While I was speaking the bartender leaned over the bar and said, faking a "Gittisburg" accent (mild mockery for him), "The view sure is nice from this here trailer." I wasn't in a mood to indulge him. "It's easy to make fun," I answered, "Actually, it's very sad." He immediately began to back-pedal, not so much, I suspect, because his conscience seized him (since he shows no interest in changing his ways), but rather because he can't let himself be seen to be disliked. He is an example of the all too common type whose attitude is strutting, seemingly impenetrable, and never-do-wrong. This veneer is diminishing thin and is applied like so much make-up. It draws constantly on the favorable opinion of others, and it is controlled forcefully, with a tendency to paranoia. Beneath it is the dark, self-loathing nucleus of narcissism.

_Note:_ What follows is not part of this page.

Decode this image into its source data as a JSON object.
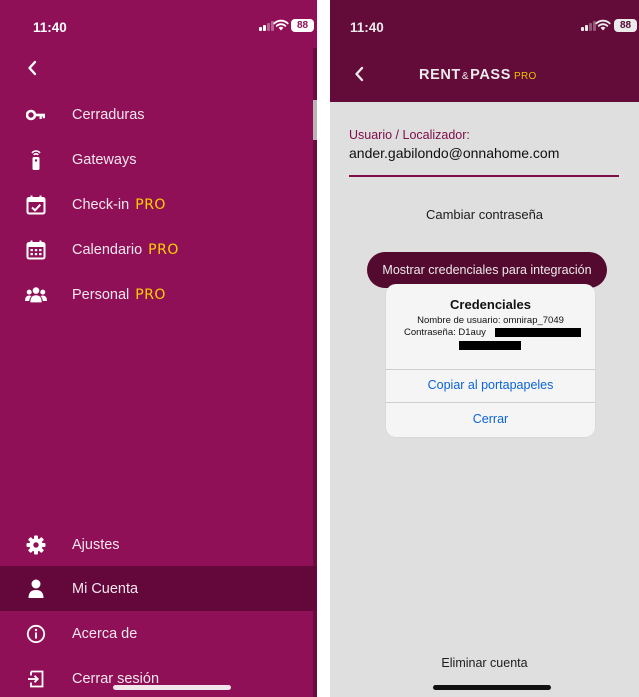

It is more disheartening to hear fellow archaeologists ask me such questions as whether the trash I've found on the site is white. These people may claim a certain "scientific" superiority to the developers they work for, but it is vain pretense -- elitism on the cheap while they play to the capitalists' fiddle. I wonder what it is that they are looking in the earth, when the world is already full of the self-glorifying or unintended monuments of Great Men. Perhaps they're looking for an easy road to importance themselves. This often seems to be the pursuit when they claim that they (invariably white) are preserving the memory of some better world of Prehistory, where everyone was authentic and well adapted. There is something quaint and cute about this claim, but there is also a great deal of adolescent condescension.

Most of us archaeologists, I hope, are attending to the small and fading, tentative or mistaken -- like the swastikas drawn on Tim's hands. When flesh decays and bones crumble, still sometimes a child's favorite toy is lost in what was once a lawn, the dark stains of long rotten wooden pickets remain, pieces of stone are scattered by a poorly aimed chisel, and the furnishings of a home lie where they were thrown out the door, along with a family long deceased. Time, no matter how measured and commemorated, cannot erase all the scars of our trials, nor the graves they dig to hide their crimes.